# NW Pennsylvania trout?



## copperdon (Jun 3, 2011)

Can anyone provide any thoughts on the Tionesta/Clarion/Warren area in regard to fly fishing and trout? 

Anyone having success?

Water levels and conditions?

Not looking for specific places (I have those myself), just an overall concensus on how the fishing is in the general areas mentioned above, although if you could tell me what the hatches are and what you used, I would appreciate it.

-CD


----------



## streamstalker (Jul 8, 2005)

Here is a NW PA fishing forum: http://forums.fishusa.com/Northwest_PA/forumid_6/tt.htm


----------



## fishinnick (Feb 19, 2011)

After stocked or wild fish? Theres a ton of both.

I don't know the clarion area well. Right in Warren theres the Allegheny which from the dam to Warren is under trophy trout regulations and is stocked with fingerling browns and bows every year. Not sure about hatches. Don't know anything else up that way. In Tionesta theres Tionesta Creek for stocked fish. Hatches are mainly caddis but the fish don't pay much attention to them. Oil Creek near Oil City is a terrific trout stream, and hatches are excellent. 

Pm sent about wild fish.


----------



## copperdon (Jun 3, 2011)

Thanks for the link, stream stalker, and thanks for the info in the pm, Nick.

I won't be going until the first week in August so things could change in regard to temperature, water levels, etc.

I understand I'm looking at going during a time of year that probably isn't the best; it's just the only time I can break away long enough to go for a few days. So, unless August changes it's historic weather pattern of hot and muggy - LOL - I'll probably be seeking out those shaded smaller streams where it's a bit cooler. I also prefer a stream that isn't lined hip to elbow with other anglers, preferring the solitude, if possible.

I've fished the area below Kinzua dam and have picked up little ones on dries (5, 6" fingerlings), although I know there are bigger ones in there because the last time I was there a guy about 50 yds downstream from me landed several nice browns, my best guess is that they were between 15" and 17". (LOL.. I had been fishing for a few hours and he asked if I minded him fishing near where I was, I told him he was fine to do so and then he caught those fish on the same pattern I was using. Arrggg! )  

While I'm happy catching _any_ trout and am for the most part a C&R angler, I think my preference would be for the challenge of the wild ones. I'm not as concerned about trophy size as I am about stalking the wiley wild ones and watching them rise. The challenge of the wild ones appeals to me, for whatever reason.

I guess I'm admitting that truthfully, I'm just as happy catching a half dozen 8" brookies as I am catching one 16" brown. It's more about the experience for me.

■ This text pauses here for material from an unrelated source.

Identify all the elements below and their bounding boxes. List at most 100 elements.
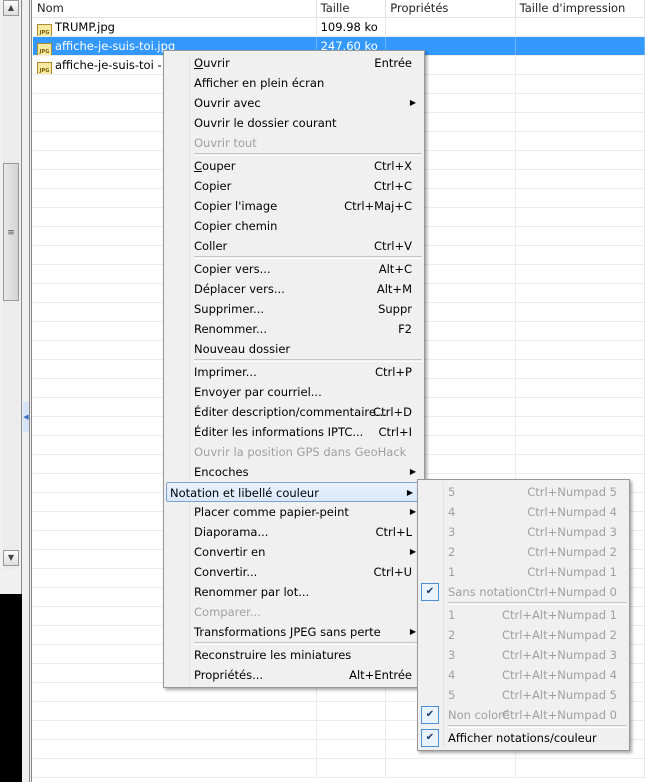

Thanks for the responses and the link, guys. I appreciate you taking the time to post!


----------



## hatrat24 (Apr 25, 2010)

Copperdon, My son and I were just there this weekend. We were fishing Spring Creek, in Marienville just outside Clarion. We tore it up again. This was the 3rd weekend that we've had great success. We were just using our casting rods and trossing red worms and wax worms. The water clarity was good a little to clear if you ask me. We could see the fish and they could see us. Made fishing a little challenging but fun. We will be up there fishing for the 4th and many other weekends to follow so I will let you know how everything is up that way. Good Luck


----------